А я подчеркнуто добавил.

— Товарищ Миколчук — опытный и ответственный администратор. Технический руководитель. Его отсутствие, его внезапное отсутствие нарушает привычный распорядок, что может негативно сказаться на исходе матча. Можете так и записать.

— У нас же простая беседа, Михаил Владленович.

— Ага, ага. Под магнитофон. Потом магнитофонную запись расшифруют, перепечатают, и подошьют к делу. Так в кинофильмах показывают.

— Показывают, — вздохнул полковник. — Хорошая штука — кино. Все всё знают. Вы «Джеймса Бонда» смотрели?

— Пару фильмов видел.

— И как вам?

— Забавно. Но «Фантомас» лучше.

— Я тоже так думаю. А Миколчук вернётся. К вечеру. Непременно.

Он встал из-за стола, я тоже встал, мы обменялись рукопожатиями, и я вышел в коридор.

Ко мне подошел посольский, не Белов, другой, я его видел на встрече.

— Михаил Данилович занят, у него важная встреча. Он просил передать, что болеет за вас и желает победы. Автомобиль отвезет вас, куда скажете.

Ну, и хорош был бы я, если бы приехал голодным?

«Волга» довезла меня до стокгольмского отделения «Пролетария» — газеты коммунистической партии Швеции.

У шведов три коммунистические партии. Может, и больше. Одна, реформистская, еврокоммунисты, другая, маоистская, и только третья — настоящая, марксистко-ленинская. Она-то и издаёт еженедельник «Пролетарий». Штаб-квартира «Пролетария» в Гётеборге, далеко, но в Стокгольме есть отделение. Туда-то я и направился. Brahegatan, 23.

Квартира очень скромная, хоть и штаб. Меня поджидал глава стокгольмского бюро, товарищ Ульф Андерсон и Свен Воллтер, один из сочувствующих.

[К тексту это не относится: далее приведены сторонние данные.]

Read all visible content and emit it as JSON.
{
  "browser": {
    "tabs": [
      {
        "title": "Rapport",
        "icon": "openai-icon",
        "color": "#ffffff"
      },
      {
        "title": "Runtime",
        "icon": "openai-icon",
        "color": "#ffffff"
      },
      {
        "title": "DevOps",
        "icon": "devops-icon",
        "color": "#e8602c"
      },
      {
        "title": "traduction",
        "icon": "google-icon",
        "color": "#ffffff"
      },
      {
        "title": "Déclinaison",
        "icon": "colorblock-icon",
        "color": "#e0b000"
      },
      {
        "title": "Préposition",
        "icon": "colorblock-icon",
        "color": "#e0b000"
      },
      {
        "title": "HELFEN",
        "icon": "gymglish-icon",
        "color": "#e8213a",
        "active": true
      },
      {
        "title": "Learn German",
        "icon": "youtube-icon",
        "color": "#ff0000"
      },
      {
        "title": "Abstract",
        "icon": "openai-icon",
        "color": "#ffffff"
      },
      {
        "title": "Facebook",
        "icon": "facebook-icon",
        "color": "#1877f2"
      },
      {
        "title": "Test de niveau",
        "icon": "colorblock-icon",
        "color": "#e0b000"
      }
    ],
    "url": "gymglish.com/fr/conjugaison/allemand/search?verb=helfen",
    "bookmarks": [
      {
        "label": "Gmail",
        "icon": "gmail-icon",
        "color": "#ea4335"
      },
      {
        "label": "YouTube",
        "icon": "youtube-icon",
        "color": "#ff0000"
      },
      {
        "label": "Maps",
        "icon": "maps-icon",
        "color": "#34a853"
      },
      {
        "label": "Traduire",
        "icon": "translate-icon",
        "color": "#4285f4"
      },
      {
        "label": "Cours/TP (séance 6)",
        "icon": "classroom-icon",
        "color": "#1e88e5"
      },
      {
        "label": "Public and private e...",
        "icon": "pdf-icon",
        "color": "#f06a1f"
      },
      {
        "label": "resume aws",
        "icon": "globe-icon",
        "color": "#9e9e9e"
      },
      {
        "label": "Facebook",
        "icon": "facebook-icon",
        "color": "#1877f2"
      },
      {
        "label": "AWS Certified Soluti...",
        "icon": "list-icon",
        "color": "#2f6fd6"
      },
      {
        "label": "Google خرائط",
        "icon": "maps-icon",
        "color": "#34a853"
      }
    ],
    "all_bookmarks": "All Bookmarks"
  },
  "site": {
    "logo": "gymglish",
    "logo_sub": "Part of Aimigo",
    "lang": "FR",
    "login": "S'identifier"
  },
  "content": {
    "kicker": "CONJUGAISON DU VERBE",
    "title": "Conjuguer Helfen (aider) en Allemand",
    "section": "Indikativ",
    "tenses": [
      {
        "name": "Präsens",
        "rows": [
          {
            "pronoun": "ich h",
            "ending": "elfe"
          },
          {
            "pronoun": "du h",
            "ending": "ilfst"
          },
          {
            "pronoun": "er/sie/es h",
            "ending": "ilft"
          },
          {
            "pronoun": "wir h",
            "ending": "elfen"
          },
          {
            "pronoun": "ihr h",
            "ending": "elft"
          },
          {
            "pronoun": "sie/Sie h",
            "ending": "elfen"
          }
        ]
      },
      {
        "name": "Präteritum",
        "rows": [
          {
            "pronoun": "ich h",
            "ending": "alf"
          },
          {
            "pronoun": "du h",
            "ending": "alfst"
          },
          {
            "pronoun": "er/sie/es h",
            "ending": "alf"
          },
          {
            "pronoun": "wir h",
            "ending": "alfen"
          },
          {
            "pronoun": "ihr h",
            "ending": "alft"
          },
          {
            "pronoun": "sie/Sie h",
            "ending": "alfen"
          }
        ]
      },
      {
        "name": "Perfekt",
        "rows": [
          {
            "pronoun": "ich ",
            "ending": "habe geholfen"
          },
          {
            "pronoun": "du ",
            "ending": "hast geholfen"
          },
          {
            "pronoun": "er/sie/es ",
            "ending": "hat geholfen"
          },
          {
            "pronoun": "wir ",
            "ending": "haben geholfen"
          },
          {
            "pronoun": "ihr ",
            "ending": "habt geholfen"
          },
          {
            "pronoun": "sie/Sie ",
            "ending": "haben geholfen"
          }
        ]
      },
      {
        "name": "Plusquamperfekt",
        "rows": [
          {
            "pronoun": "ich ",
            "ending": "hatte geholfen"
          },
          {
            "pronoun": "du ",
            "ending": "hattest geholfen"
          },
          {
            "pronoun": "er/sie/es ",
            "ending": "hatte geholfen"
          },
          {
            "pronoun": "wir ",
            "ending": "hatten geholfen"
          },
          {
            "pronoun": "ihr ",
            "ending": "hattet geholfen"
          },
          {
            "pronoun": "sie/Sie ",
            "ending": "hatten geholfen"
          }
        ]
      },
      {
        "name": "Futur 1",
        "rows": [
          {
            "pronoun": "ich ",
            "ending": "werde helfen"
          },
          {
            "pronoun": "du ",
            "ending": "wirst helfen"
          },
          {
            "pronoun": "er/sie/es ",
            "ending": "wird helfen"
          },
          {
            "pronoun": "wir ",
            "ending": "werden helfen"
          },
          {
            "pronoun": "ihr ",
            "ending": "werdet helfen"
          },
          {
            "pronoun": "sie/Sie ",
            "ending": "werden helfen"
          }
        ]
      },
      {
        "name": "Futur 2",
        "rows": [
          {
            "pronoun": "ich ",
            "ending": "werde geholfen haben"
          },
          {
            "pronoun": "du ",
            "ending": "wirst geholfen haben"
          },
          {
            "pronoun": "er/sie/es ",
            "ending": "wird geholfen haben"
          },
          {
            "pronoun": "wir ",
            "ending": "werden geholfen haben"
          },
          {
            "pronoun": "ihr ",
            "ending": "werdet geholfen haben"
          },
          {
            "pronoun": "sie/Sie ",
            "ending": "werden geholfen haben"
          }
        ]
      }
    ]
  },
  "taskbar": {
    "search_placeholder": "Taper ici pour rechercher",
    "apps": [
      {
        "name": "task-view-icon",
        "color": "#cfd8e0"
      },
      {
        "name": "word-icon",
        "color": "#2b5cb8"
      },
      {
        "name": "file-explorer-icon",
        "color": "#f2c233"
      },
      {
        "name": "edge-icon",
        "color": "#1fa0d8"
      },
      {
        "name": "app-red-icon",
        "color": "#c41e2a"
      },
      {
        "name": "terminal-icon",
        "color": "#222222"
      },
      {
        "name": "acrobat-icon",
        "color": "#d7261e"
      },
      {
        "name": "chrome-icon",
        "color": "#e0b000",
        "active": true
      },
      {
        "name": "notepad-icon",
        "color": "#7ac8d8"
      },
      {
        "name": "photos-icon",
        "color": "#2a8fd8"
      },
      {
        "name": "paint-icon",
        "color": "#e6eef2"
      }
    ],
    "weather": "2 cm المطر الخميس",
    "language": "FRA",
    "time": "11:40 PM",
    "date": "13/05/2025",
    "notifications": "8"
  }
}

О встрече мы договорились накануне, но никаких приготовлений шведские товарищи не делали. Я представляю, что было бы, вздумай какой-нибудь швед не из последних посетить редакцию нашего чернозёмского «Молодого Коммунара» или даже каборановской районной газеты: всё бы вылизали, натащили бы снеди, водки, коньяка, настоек разных, и так далее. А тут все просто: проходи, садись, пиво будешь?

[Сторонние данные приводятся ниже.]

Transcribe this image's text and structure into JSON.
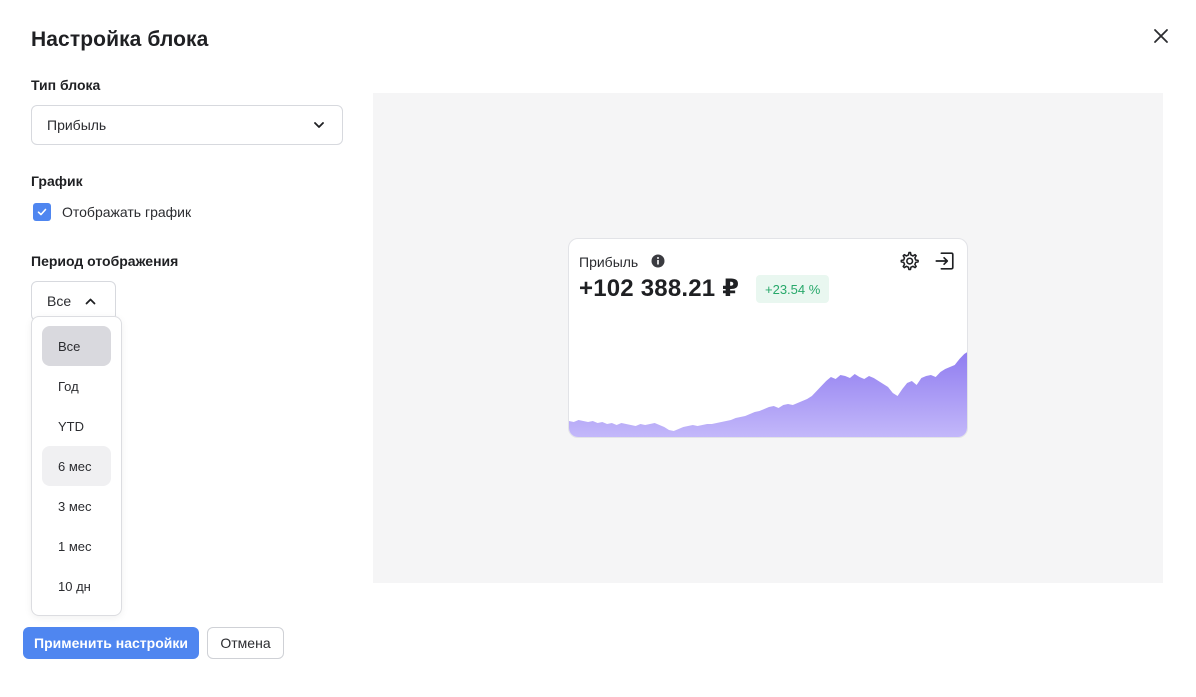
{
  "dialog": {
    "title": "Настройка блока"
  },
  "block_type": {
    "label": "Тип блока",
    "value": "Прибыль"
  },
  "chart_section": {
    "label": "График",
    "checkbox_label": "Отображать график",
    "checked": true
  },
  "period": {
    "label": "Период отображения",
    "value": "Все",
    "options": [
      "Все",
      "Год",
      "YTD",
      "6 мес",
      "3 мес",
      "1 мес",
      "10 дн"
    ],
    "selected_index": 0,
    "hover_index": 3
  },
  "buttons": {
    "apply": "Применить настройки",
    "cancel": "Отмена"
  },
  "preview_card": {
    "title": "Прибыль",
    "value": "+102 388.21 ₽",
    "change": "+23.54 %"
  },
  "colors": {
    "accent": "#4f86f0",
    "positive": "#27a86a",
    "chart_top": "#8f7cf0",
    "chart_bottom": "#c4b9fa"
  },
  "chart_data": {
    "type": "area",
    "title": "",
    "xlabel": "",
    "ylabel": "",
    "grid": false,
    "legend": "none",
    "ylim": [
      0,
      100
    ],
    "series": [
      {
        "values": [
          18,
          17,
          19,
          18,
          17,
          18,
          16,
          17,
          15,
          16,
          14,
          16,
          15,
          14,
          13,
          15,
          14,
          15,
          16,
          14,
          12,
          9,
          8,
          10,
          12,
          13,
          14,
          13,
          14,
          15,
          15,
          16,
          17,
          18,
          19,
          21,
          22,
          23,
          25,
          27,
          28,
          30,
          32,
          33,
          31,
          34,
          35,
          34,
          36,
          38,
          40,
          43,
          48,
          53,
          58,
          62,
          60,
          64,
          63,
          61,
          65,
          62,
          60,
          63,
          61,
          58,
          55,
          52,
          46,
          43,
          50,
          56,
          58,
          54,
          61,
          63,
          64,
          62,
          67,
          70,
          72,
          74,
          80,
          85,
          88
        ]
      }
    ]
  }
}
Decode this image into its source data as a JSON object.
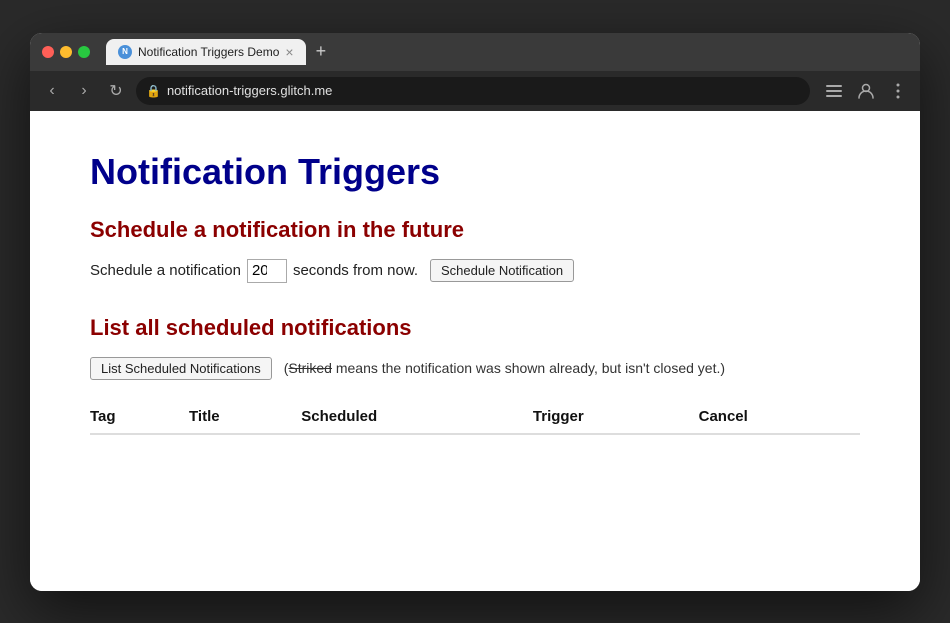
{
  "browser": {
    "tab": {
      "favicon_label": "N",
      "title": "Notification Triggers Demo",
      "close_icon": "×",
      "new_tab_icon": "+"
    },
    "nav": {
      "back": "‹",
      "forward": "›",
      "reload": "↻"
    },
    "address": {
      "lock_icon": "🔒",
      "url": "notification-triggers.glitch.me"
    },
    "toolbar": {
      "list_icon": "≡",
      "user_icon": "👤",
      "menu_icon": "⋮"
    }
  },
  "page": {
    "title": "Notification Triggers",
    "section1": {
      "heading": "Schedule a notification in the future",
      "label_before": "Schedule a notification",
      "input_value": "20",
      "label_after": "seconds from now.",
      "button_label": "Schedule Notification"
    },
    "section2": {
      "heading": "List all scheduled notifications",
      "list_button_label": "List Scheduled Notifications",
      "note_prefix": "(",
      "note_striked": "Striked",
      "note_suffix": " means the notification was shown already, but isn't closed yet.)",
      "table": {
        "columns": [
          "Tag",
          "Title",
          "Scheduled",
          "Trigger",
          "Cancel"
        ],
        "rows": []
      }
    }
  }
}
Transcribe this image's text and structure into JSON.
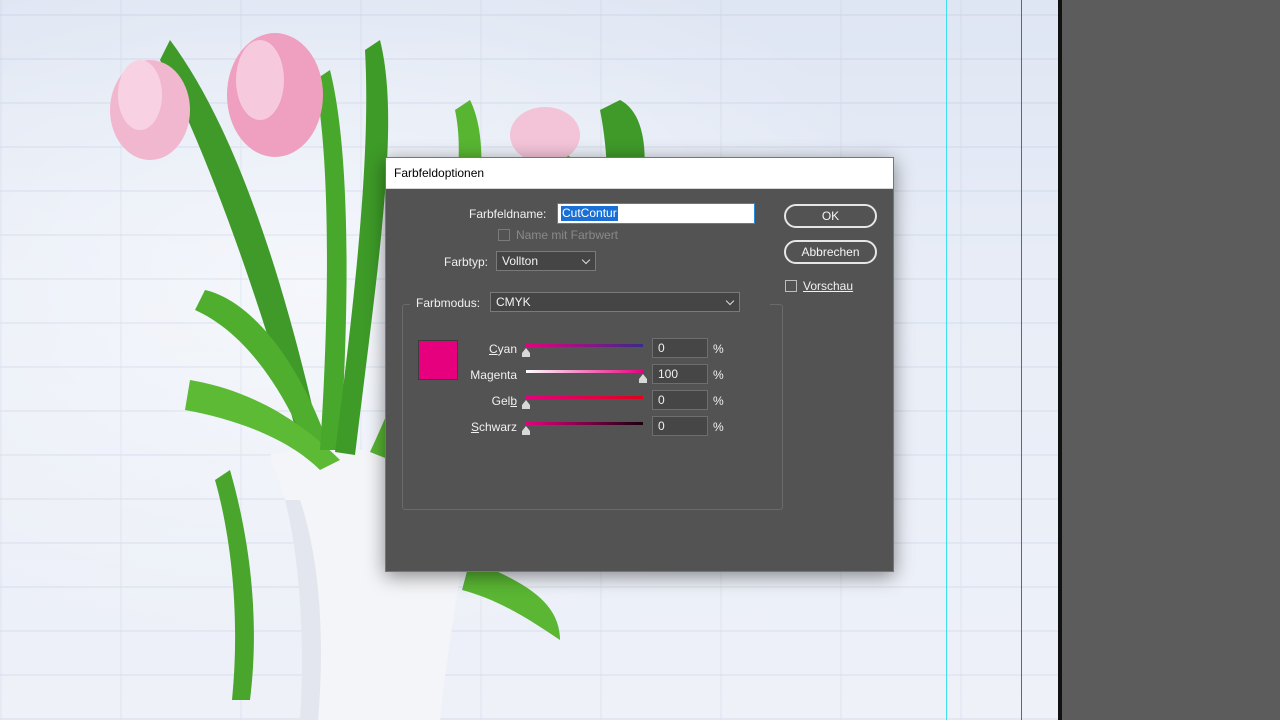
{
  "dialog": {
    "title": "Farbfeldoptionen",
    "swatch_name_label": "Farbfeldname:",
    "swatch_name_value": "CutContur",
    "name_with_value_label": "Name mit Farbwert",
    "color_type_label": "Farbtyp:",
    "color_type_value": "Vollton",
    "color_mode_label": "Farbmodus:",
    "color_mode_value": "CMYK",
    "ok_label": "OK",
    "cancel_label": "Abbrechen",
    "preview_label": "Vorschau",
    "swatch_color": "#e6007e",
    "percent_symbol": "%",
    "channels": [
      {
        "label": "Cyan",
        "value": "0",
        "level": 0
      },
      {
        "label": "Magenta",
        "value": "100",
        "level": 100
      },
      {
        "label": "Gelb",
        "value": "0",
        "level": 0
      },
      {
        "label": "Schwarz",
        "value": "0",
        "level": 0
      }
    ]
  },
  "colors": {
    "accent": "#2a8ad6",
    "dialog_bg": "#535353",
    "guide_cyan": "#3ee0f0",
    "guide_purple": "#9a35e6"
  }
}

Поговорили о том, о сём. О советской молодёжи: чем живёт, как работает, где проводит свободное время.

Рассказал. Пусть завидуют. Будут завидовать — будут стремиться поскорее перейти на светлую сторону. А то они совсем ничего не знают о нашей жизни. В самом деле — совсем. Считают, что советская молодежь до сих пор поднимает целину и рубит в лесу дрова для паровозов, чтобы доставить зерно целинных земель в Москву и прочие города.

Свен, сочувствующий коммунизму актёр и писатель. Нет, фантастики он не пишет, и детективов тоже, увы. Зато как актер, сыграл детектива Кольберга в фильме по роману Пера Валё. Да, в прошлом году.

Удивительное совпадение, а я как раз читаю роман Пера Валё.

Поговорили — и разошлись. Шведским коммунистам нужно работать, готовить газету. Штат-то небольшой, товарищ Ульф Андерсон и есть весь штат, и то, на наши термины — на полставки, а на полставки он работает юристом в небольшой конторе. Специалист по контрактам в мире шоу-бизнеса. У тебя, Михаил, не намечается контракт? Пока нет, Ульф. У них так принято — сразу на ты и по имени.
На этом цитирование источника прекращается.